Think that you have a good excuse for not completing that SAS users group conference paper, technical article, or SAS Press book chapter? Well, whatever your excuse is, I’ve got a bigger one. Really!
Things at the office are so busy that you need to take work home? I can do better. Kids out of school for the summer and you need to spend more time with them? Try again. You’ve met that special somebody and your social life has picked up so that you just don’t have the time. Not even close. Traveling out of the country on summer vacation? Good, but I’ve still got you beat!
At about 10:30 on the night of June 29th, a severe thunder storm packing winds of up to 80 miles per hour barreled into the Washington, DC area. We lost power, so I climbed the five steps from the family room, crossed the foyer, went into the kitchen and found the emergency candles and matches. I could hear the rain and all sorts of small branch debris thrashing the house.

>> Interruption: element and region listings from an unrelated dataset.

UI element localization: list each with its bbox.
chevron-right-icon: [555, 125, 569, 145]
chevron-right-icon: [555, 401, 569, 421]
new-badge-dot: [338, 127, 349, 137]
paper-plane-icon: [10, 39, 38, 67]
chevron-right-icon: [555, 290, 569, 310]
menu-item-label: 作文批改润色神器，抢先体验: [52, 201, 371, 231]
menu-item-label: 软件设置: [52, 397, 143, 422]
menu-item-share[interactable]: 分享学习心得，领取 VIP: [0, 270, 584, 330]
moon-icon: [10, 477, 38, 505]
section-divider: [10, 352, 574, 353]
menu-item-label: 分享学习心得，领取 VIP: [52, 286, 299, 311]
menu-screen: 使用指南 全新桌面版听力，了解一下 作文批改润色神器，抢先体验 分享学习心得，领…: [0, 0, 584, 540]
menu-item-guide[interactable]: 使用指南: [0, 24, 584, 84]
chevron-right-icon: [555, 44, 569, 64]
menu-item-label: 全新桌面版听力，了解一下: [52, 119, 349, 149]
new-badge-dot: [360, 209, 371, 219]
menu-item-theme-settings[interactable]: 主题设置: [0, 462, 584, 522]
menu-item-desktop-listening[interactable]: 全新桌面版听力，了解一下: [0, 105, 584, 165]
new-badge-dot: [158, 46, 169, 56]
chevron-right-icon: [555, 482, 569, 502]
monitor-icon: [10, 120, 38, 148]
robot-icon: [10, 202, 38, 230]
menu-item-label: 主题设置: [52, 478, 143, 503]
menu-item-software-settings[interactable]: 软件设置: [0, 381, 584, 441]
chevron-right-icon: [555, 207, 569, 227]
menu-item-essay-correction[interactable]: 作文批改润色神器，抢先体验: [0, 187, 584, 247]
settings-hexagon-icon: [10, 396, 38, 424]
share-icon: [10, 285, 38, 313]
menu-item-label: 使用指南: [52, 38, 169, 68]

As I got the second candle lit, the whole house shook as a 100-plus-foot oak tree fell completely across the back yard, through the roof from the plate glass window at the back of my living room, across the living room, across the foyer and projected forty feet into the front yard. It cut the house in half and missed me by eight (8!) feet. Some of the large branches crushed the two bathrooms in the top floor of my split level, and destroyed two of the four bedrooms. Other branches decapitated the furnace and hot water heater and punched a hole in the living room wall into the laundry room.
Despite the violence, destruction, and debris—mammoth twisted branches, hanging wires, shredded plywood, severed ceiling joists, jumbles of drywall, and mounds of insulation—nobody was hurt. We kept our heads, gathered important things—car keys, cell phones, and one confused dog—and evacuated to a neighbor’s house 20 minutes later when the storm’s fury finally abated.
Early the next morning, an army of wonderful neighbors descended upon the wreckage to help us salvage important things—clothes, photo albums, treasured books, electronics, etc. One of the things we were able to recover from my upstairs office was the computer containing the original draft-in-progress of my latest SAS Press book. It was unscathed, but covered in a layer of insulation dust. We gingerly unhooked it and passed it over the debris in the hallway, down the wreckage-laden steps, under the great tree trunk in the foyer, and out the side door. Like many of the other possessions, it took up temporary residence in a neighbor’s basement.
The succeeding three weeks were a blur of activity as I worked with the insurance company on the property damage and possession losses, talked to a contractor about rebuilding, searched for a home to rent for the next nine months, had the surviving belongings packed out to be stored in a warehouse, and had the massive tree trunk removed from the house. Tending to those issues and more proved to be rather time consuming.
So, there you have it. I couldn’t work on my new SAS Press book because a tree crushed my house. Can you top that? Oh, I certainly hope not!